During the season, the team loses three Pro Bowl players in Vince Wilford, Jerod Mayo, and
Rob Gronkowski and what happens? They finish 12-4 and are now just a win away from
going to the Super Bowl again.

It's all because of Belichick and his genius. Under his watch, the Patriots are strengthened by
adversity instead of coming apart. They are fueled by the doubters and all those who said they'll
come apart. It happens all the time. Remember when Brady went down in the first game of the
2006 season with a torn-up knee? Yeah, they finished the year at 11-5 record with a quarterback
Matt Cassell, who took about seven snaps in college as a back-up to Carson Palmer and Matt Leinart.

It's the genius of Belichick. It's his system, his way, and the Patriots have never crumbled
no matter what the circumstances. 11 straight seasons with 10 or more wins. That's an insane accomplishment in this day and age of the NFL's parity.

Few people cared when the Patriots sent Jeff Demps and a seventh-round draft pick to Tampa
Bay for running back LaGarrette Blount. He had some baggage like Corey Dillon once did and
Blount is carrying it for the Patriots like "Clock-killin' Dillon did for the team the last time
they won the Super Bowl. Blount has been a beast the last few games and he could be the
key to winning the AFC Championship game against the Broncos.

A 260 lb machine for a 7th-round pick? That's the genius of Belichick.
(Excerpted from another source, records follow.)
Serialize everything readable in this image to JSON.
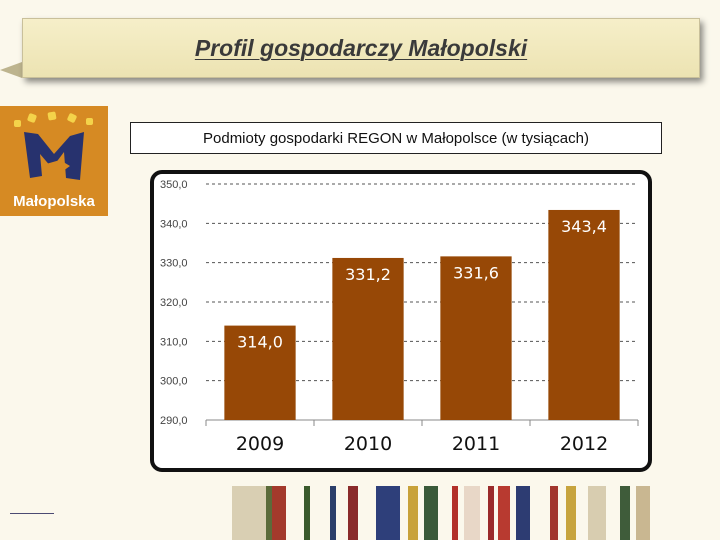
{
  "header": {
    "title": "Profil gospodarczy Małopolski"
  },
  "logo": {
    "text": "Małopolska"
  },
  "chart_data": {
    "type": "bar",
    "title": "Podmioty gospodarki REGON w Małopolsce (w tysiącach)",
    "categories": [
      "2009",
      "2010",
      "2011",
      "2012"
    ],
    "values": [
      314.0,
      331.2,
      331.6,
      343.4
    ],
    "value_labels": [
      "314,0",
      "331,2",
      "331,6",
      "343,4"
    ],
    "ylim": [
      290,
      350
    ],
    "yticks": [
      "290,0",
      "300,0",
      "310,0",
      "320,0",
      "330,0",
      "340,0",
      "350,0"
    ],
    "grid": true,
    "bar_color": "#974806"
  },
  "colors": {
    "background": "#fbf8ec",
    "banner": "#f2eac0",
    "logo_bg": "#d68a23",
    "bar": "#974806"
  }
}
The Hoodie is head and shoulders about any coach in the NFL. It's not even close. I just wish
the Patriots fans would learn their lesson when Belichick decides to let a player go a year
too early rather than a year too late.

He was the guy who cut Bernie Kosar, the most popular player in Browns history outside
of Jim Brown, and replaced him with Vinny Testaverde. Belichick was the guy who told Drew Bledsoe, a franchise quarterback on his way to the Hall of Fame before Mo Lewis knock
him out, to take a seat in favor of an untested QB named Tom Brady.
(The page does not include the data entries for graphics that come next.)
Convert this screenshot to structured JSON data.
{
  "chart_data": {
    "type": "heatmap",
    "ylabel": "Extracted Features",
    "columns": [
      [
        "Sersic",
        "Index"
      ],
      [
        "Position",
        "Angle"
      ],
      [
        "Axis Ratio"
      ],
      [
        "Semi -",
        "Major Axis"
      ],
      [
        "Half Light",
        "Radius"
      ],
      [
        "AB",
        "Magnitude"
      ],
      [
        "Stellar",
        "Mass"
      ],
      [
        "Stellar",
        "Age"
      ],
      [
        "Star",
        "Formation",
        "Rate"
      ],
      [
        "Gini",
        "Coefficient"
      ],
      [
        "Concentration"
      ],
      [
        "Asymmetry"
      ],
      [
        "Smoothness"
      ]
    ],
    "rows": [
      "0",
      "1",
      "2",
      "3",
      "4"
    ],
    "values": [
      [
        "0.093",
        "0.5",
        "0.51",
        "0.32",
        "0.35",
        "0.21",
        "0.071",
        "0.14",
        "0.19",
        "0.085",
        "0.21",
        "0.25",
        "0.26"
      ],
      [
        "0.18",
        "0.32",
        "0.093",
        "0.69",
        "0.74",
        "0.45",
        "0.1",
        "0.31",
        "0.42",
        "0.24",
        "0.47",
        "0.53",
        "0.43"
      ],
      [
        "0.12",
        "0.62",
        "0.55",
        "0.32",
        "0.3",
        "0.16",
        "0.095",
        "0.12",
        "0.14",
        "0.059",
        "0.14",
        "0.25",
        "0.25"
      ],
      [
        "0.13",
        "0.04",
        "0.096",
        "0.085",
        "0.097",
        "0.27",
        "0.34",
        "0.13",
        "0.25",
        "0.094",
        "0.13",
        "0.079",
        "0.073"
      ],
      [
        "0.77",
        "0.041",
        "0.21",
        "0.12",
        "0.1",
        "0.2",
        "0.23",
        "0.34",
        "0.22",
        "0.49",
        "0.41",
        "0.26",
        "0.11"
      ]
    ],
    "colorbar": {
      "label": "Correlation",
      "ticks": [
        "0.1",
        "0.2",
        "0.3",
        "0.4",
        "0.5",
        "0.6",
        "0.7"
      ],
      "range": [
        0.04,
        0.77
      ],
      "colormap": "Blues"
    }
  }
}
I've heard people say that Belichick is just a .500 coach without Brady. That's totally
absurd, but if you want to believe that argument, then you can say the same thing about
Chuck Knoll, Tom Landry, Bill Walsh, and Don Shula. I'm sure if they didnt have
Terry Bradshaw, Roger Staubach, Joe Montana, Steve Young, Bob Griese, and Dan
Marino, there's a good chance they wouldn't have been the coaches they were.

The key is finding those franchise quarterbacks. Nearly every team passed on Brady
six, I repeat, SIX times before the Patriots drafted him. Belichick had a franchise
QB in Bledsoe, but saw something in Brady that made his say good-bye to Bledsoe.

He knew. That's the genius of Belichick. He knew that Edelman could replace the
production of Welker. Yes, he knew.  He knew the team could once again overcome
injuries to All-Pro players.

This is his team, his system, his way. Belichick had all those great assistant coaches
and  player personnel guys but once they went out on their own, they were nothing.
Eric Mangini, Charlie Weis, Romeo Crennel,  Josh McDaniels, and Scott Pioli were
supposed to be the next big things (and Belichicks), but they flopped when they
became the men in charge.

It's further proof of Belichick's genius. Coaches and players come and go, but Belichick
is the one constant, as well as Brady, the guy Belichick found and groomed for greatness.

It's the genius of Belichick. Pure genius.